А вот Хэтти поплатилась раньше. Школьное шоу талантов состоялось теплым апрельским вечером всего через неделю после того, как она хищно скалилась на меня в кабинете директрисы. Я пела в хоре — мы подпевали красивой десятикласснице, которая выбрала песню «Ты не можешь всегда получать желаемое» и ни разу не попала в ноту. Когда на сцену поднялась Хэтти, я уже сидела в зале и потела под накидкой из полиэстера.

Хэтти пела под фонограмму. Ее голубые глаза были жирно подведены глиттером, выпрямленные волосы струились блестящим водопадом. Я знала, что внутри она прогнила насквозь. Это настолько не вязалось с ее внешней красотой, что мне хотелось кричать.

На сцене она держалась деревянно, без всякого изящества, хотя ее друзья всю дорогу подбадривали ее криками. Пока она не замерла посреди подмостков. Музыка играла, но Хэтти не шевелила губами. Она схватилась за живот. Мне показалось, что ее сейчас стошнит.

Но ее не стошнило. Она неуклюже потрусила влево на ватных ногах; глаза, обведенные глиттером, испуганно смотрели в зал. Никто не понял, что произошло, но это было неважно. К утру вся школа до последнего первоклассника знала, что несгибаемая Хэтти Картер на сцене наложила в штаны.

Когда она убежала за кулисы и все принялись растерянно оглядываться, ерзать в своих креслах и нервно посмеиваться, я взглянула на мать. Мне казалось, что мама ненавидела Хэтти не меньше моего. Я ждала, что она посмотрит на меня и улыбнется, подмигнет, прошепчет: так ей и надо. Но она смотрела прямо перед собой, странно вздернув подбородок, и не сводила глаз с того места, где только что стояла Хэтти. А на губах играла та же зловещая улыбка, как тогда, в кабинете директрисы.

Я вспомнила об этом сейчас, подумала о Нейте, моей рассеченной губе и его рассеченной губе. Вернулось смутное предчувствие, все эти годы не дававшее мне покоя — я поняла, что моя мама вела себя как мама, лишь когда чувствовала необходимость защитить нас. Как ревнивый парень. Как маленькая девочка, которая не хочет, чтобы другие играли с ее куклами.

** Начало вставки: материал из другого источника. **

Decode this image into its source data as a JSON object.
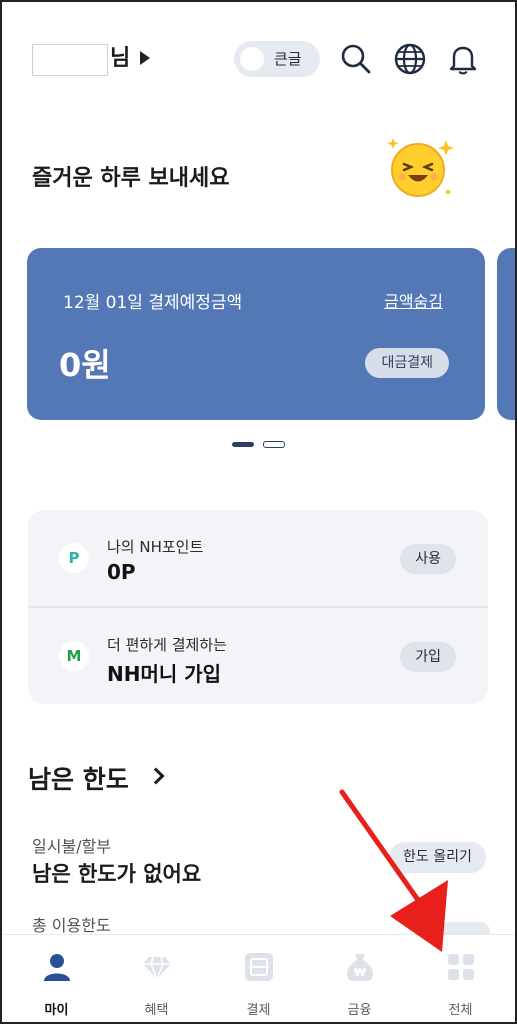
{
  "header": {
    "nim_suffix": "님",
    "font_toggle_label": "큰글",
    "icons": [
      "search-icon",
      "globe-icon",
      "bell-icon"
    ]
  },
  "greeting": "즐거운 하루 보내세요",
  "card": {
    "date_label": "12월 01일 결제예정금액",
    "hide_amount": "금액숨김",
    "amount": "0원",
    "pay_button": "대금결제",
    "color": "#5478b5"
  },
  "carousel": {
    "pages": 2,
    "active": 1
  },
  "points": {
    "nh_point": {
      "badge": "P",
      "title": "나의 NH포인트",
      "value": "0P",
      "button": "사용"
    },
    "nh_money": {
      "badge": "M",
      "title": "더 편하게 결제하는",
      "value": "NH머니 가입",
      "button": "가입"
    }
  },
  "limit": {
    "title": "남은 한도",
    "installment_label": "일시불/할부",
    "installment_message": "남은 한도가 없어요",
    "raise_button": "한도 올리기",
    "total_label": "총 이용한도"
  },
  "nav": {
    "items": [
      {
        "label": "마이",
        "icon": "person-icon",
        "active": true
      },
      {
        "label": "혜택",
        "icon": "diamond-icon",
        "active": false
      },
      {
        "label": "결제",
        "icon": "scan-icon",
        "active": false
      },
      {
        "label": "금융",
        "icon": "money-bag-icon",
        "active": false
      },
      {
        "label": "전체",
        "icon": "grid-icon",
        "active": false
      }
    ],
    "active_color": "#2a4f96"
  },
  "overlay": {
    "annotation": "red-arrow"
  }
}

— Тот случай с Хэтти на шоу талантов… Мама тогда как раз узнала, что та надо мной издевалась. — Я запнулась. — А тренера Кина помнишь?

— Этого маньяка? — презрительно фыркнул Хэнк. — Такое забудешь.

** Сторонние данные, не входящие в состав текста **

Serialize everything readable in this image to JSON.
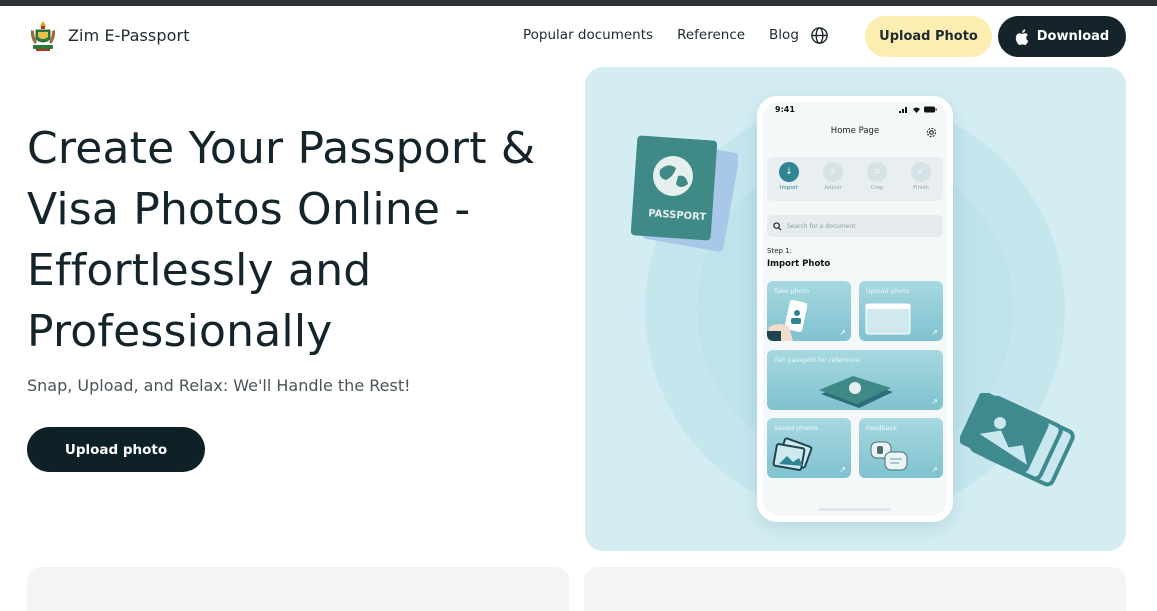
{
  "brand": {
    "name": "Zim E-Passport",
    "logo_icon": "zimbabwe-coat-of-arms-icon"
  },
  "nav": {
    "items": [
      {
        "label": "Popular documents"
      },
      {
        "label": "Reference"
      },
      {
        "label": "Blog"
      }
    ],
    "language_icon": "globe-icon"
  },
  "header_buttons": {
    "upload_label": "Upload Photo",
    "download_label": "Download",
    "download_icon": "apple-icon"
  },
  "hero": {
    "title": "Create Your Passport & Visa Photos Online - Effortlessly and Professionally",
    "subtitle": "Snap, Upload, and Relax: We'll Handle the Rest!",
    "cta_label": "Upload photo"
  },
  "phone": {
    "time": "9:41",
    "title": "Home Page",
    "steps": [
      {
        "label": "Import",
        "active": true
      },
      {
        "label": "Adjust",
        "active": false
      },
      {
        "label": "Crop",
        "active": false
      },
      {
        "label": "Finish",
        "active": false
      }
    ],
    "search_placeholder": "Search for a document",
    "step_number": "Step 1:",
    "step_title": "Import Photo",
    "cards": {
      "take_photo": "Take photo",
      "upload_photo": "Upload photo",
      "reference": "Get passport for reference",
      "saved": "Saved photos",
      "feedback": "Feedback"
    }
  },
  "colors": {
    "dark": "#14242a",
    "accent_yellow": "#fbeeb0",
    "panel_bg": "#d4edf3",
    "teal": "#2f8592"
  }
}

— Ему так и не поставили диагноз. А заболел он через несколько дней после того, как накинулся на тебя. — Я посмотрела на Хэнка. Вблизи его глаза меня пугали — большие, голубые, мамины. — Думаешь, он… ты когда-нибудь думал, что мама…

— Айви! — Хэнк ударил кулаком по колену, потом разжал кулак. — Прекрати. Ты слишком много думаешь.

— Слишком много думаю? — Я отвесила ему щелбан. — Боишься, что мой глупенький маленький мозг сломается?

— Да нет, просто… это же наша мама, Айви. Ты же ее знаешь. Просто тебе нечем заняться, вот и выдумываешь всякое… Сиди дома, жди, пока твое наказание закончится. Просто смирись. И все будет, как раньше. Просто не волнуйся, ладно? Волноваться смысла нет.

К дому Пэкстона на противоположной стороне улицы подъехал фургон. Из него вышел Билли и еще трое ребят — две девчонки и парень из нашей школы. Может, одна из этих девчонок — подружка Билли?

Хэнк хлопнул меня по плечу, да так сильно, что локоть соскользнул с колена.

— Хватит пялиться. А Пэкстон настоящий красавчик, скажи?

Я нахмурилась.

— Я просто смотрю в одну точку! На его дом!

— Ага, на его дом, как же.

Билли открыл дверь, и его друзья вошли в дом. Прежде чем зайти, он задержался на крыльце и посмотрел на меня. А я вспомнила рисунок из сигарной коробки и его лицо, более юное, испещренное звездочками-веснушками; вспомнила и отвела глаза.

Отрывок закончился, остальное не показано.